In this sense, Espinal emphasizes a call that the WHO has been making for months:
“We have to reduce and end the inequity that exists in vaccination programs, where there is an excess of vaccines available in many of the rich countries and there is a deficiency in low-income countries”, and indicates that the fact that there are countries such as Haiti, which has less than 1% of the vaccinated population -according to the Our World in Data portal- it continues to be a very high risk both for the national population and for the rest of the world, since it is in unvaccinated populations where there is more risk of new variants emerging that are even more aggressive than the current ones.
Regarding distribution, constant booster doses will not necessarily mean greater protection, Espinal indicated, referring to a preliminary study carried out in Israel, the first country to apply a second booster dose, which determined that citizens inoculated for the fourth time did not obtain greater protection than those who had a third dose and the expert does point out that reinforcements will be necessary in the future “with an annual vaccination.”
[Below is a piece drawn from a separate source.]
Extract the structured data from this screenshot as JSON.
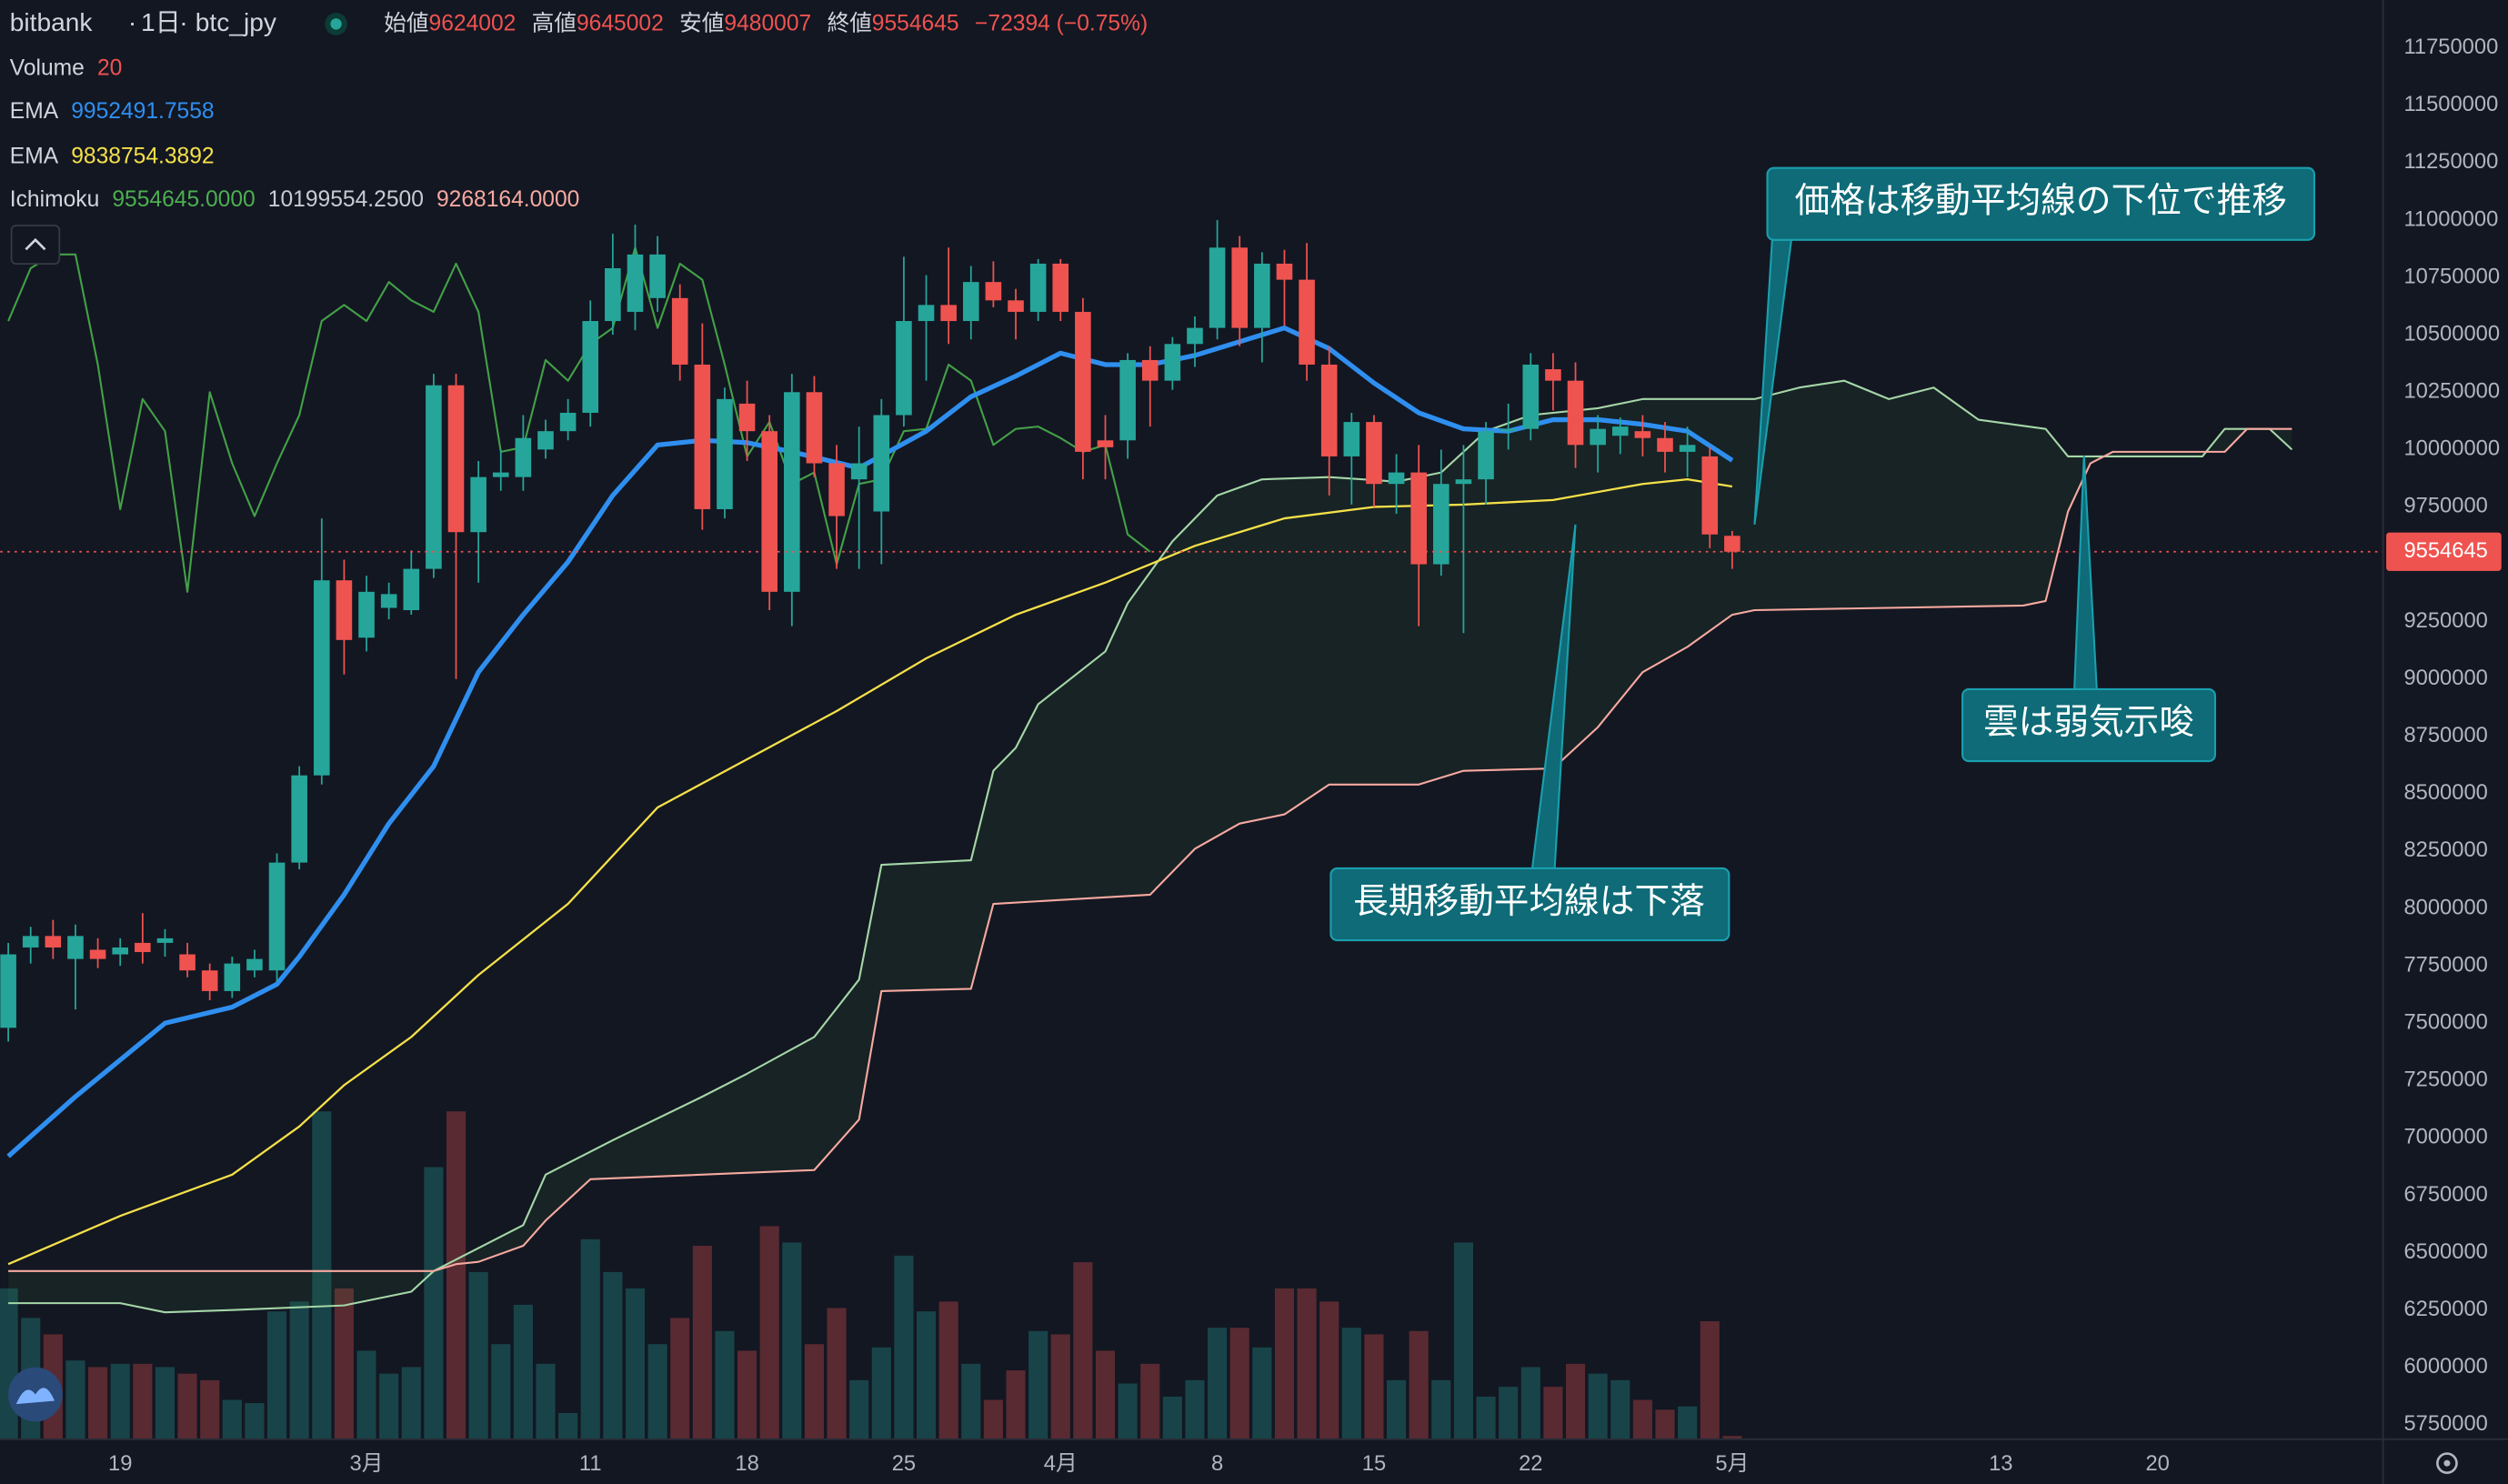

Another key point in the success of vaccination and the fight against the pandemic is the development of new drugs with broader protection against mutations, indicates Pérez. “Vaccines have to evolve (…) these vaccines that we have are very good, but they are vaccines that still need to break the chain of transmission, which is the most important point to stop the pandemic,” says the infectologist, who considers that these sera could begin to be ready in the coming months.
A new era of Covid-19?
However, the challenges do not end. For Espinal, even in the scenario of entering an endemic with controlled contagion peaks, what will mark progress will be public control of the disease. “The genomic surveillance of the virus is a very important point,” he points out, in the sense that health systems can quickly monitor and warn in the case of detecting more aggressive variants or new waves of existing mutations.
In addition to this, the director of the Global Health Consortium also warns that the world and global health systems now have the enormous challenge of recovering the advances that had been made in other diseases, such as measles or tuberculosis, which have become to rebound in the middle of two years of devoting all or almost all resources to defeating Covid-19.
Meanwhile, Ómicron continues to represent a great challenge for governments and health systems around the world, since as infections increase, so do hospitalizations, although to a lesser extent. For this reason, and although it is far from the start of the pandemic, experts continue to recommend social distance guidelines, at least until vaccination against Covid-19 is widespread and it has become an endemic disease.